Channel multipliers and slicing behavior

The change in the number of channels when performing invertible up- or downsampling is inherently tied to the up-/downsampling factors, i.e. the resampling_stride. The factor by which the number of channels is multiplied respectively divided is called the channel multiplier (\(\sigma\) in the above introduction).

For example in 3D, a downsampling stride of 2 in all directions (i.e. resampling_stride=2) results in a channel multiplier of 8. However, the number of channels does not increase by this factor of 8 with each decreasing resolution level: This is because invertibly downsampling a pre-specified number of channels gets sliced off (for later re-concatenation in the decoding portion of the iUNet). The number of sliced-off channels thus determines the factor by which the number of channels changes in each resolution level.
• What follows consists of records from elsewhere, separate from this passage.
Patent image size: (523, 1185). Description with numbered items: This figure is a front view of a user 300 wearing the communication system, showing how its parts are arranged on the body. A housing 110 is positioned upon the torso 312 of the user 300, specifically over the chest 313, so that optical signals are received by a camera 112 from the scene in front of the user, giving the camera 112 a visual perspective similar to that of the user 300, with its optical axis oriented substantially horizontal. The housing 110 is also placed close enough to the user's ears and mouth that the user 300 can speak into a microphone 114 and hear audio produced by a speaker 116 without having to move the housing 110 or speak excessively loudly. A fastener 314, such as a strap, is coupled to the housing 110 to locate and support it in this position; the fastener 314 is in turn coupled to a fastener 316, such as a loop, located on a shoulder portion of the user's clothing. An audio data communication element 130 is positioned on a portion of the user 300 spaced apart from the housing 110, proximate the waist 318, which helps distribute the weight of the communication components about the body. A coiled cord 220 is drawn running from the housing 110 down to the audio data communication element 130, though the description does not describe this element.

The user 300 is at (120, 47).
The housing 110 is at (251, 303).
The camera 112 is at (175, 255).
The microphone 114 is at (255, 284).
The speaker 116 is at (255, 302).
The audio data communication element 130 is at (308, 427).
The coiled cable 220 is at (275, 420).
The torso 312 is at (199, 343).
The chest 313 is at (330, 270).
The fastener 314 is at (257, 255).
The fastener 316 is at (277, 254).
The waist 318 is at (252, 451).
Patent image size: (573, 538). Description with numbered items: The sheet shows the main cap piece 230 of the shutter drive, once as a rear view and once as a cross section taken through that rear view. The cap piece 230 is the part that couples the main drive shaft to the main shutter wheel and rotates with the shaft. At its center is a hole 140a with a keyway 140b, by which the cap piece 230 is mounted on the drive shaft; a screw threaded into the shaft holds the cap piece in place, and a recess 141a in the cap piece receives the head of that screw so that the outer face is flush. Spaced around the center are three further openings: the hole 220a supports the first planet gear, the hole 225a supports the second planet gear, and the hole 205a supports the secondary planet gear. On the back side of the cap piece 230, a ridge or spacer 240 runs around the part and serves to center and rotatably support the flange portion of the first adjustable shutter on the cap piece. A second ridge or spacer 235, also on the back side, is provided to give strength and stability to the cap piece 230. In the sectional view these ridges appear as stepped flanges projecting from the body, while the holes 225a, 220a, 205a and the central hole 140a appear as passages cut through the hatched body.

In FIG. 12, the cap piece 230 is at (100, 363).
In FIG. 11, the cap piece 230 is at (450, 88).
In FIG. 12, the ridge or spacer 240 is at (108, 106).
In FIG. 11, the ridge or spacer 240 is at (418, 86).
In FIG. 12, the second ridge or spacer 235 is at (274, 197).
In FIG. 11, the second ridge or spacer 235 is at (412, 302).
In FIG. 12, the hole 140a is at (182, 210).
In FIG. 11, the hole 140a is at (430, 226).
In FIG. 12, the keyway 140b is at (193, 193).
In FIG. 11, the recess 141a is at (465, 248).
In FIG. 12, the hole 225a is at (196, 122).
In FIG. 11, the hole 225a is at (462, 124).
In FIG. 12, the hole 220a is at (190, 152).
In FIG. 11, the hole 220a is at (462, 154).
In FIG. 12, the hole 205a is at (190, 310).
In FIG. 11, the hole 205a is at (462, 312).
This means that not any specific setting for channels can be enforced. Instead, here we automatically choose the best possible approximation to the intended choice of channels.

Example:

model = iUNet(
    channels=(3,25,32,55,128),
    dim=3,
    architecture=(2,2,2,2,2),
    resampling_stride=[(1,2,3),(2,2,2),(5,1,2),2]
)
model.print_layout()

print("Channel multipliers: {}".format(model.channel_multipliers))
print("Downsampling factors: {}".format(model.downsampling_factors))

Output:

Could not exactly create an iUNet with channels=(3, 25, 32, 55, 128)
and resampling_stride=[(1, 2, 3), (2, 2, 2), (5, 1, 2), (2, 2, 2)].
Instead using closest achievable configuration: channels=(3, 12, 32, 60, 128).
Average relative error: 0.1527

3-3-(1/2)-----------------------------------------------------------------(1/2)-3-3
------12-12-(8/4)------------------------------------------------(8/4)-12-12-------
---------------32-32-(26/6)-----------------------------(26/6)-32-32---------------
------------------------60-60-(44/16)---------(44/16)-60-60------------------------
---------------------------------128-128--128-128----------------------------------

Channel multipliers: [6, 8, 10, 8]
Downsampling factors: (20, 8, 24)

Here, the channel multipliers are the products of the resampling factors over all spatial dimensions (e.g. 1*2*3=6 for the first downsampling operation), whereas the downsampling factors denote, by how much the input data is downsampled in total (e.g. 1*2*5*2=20 for the first coordinate).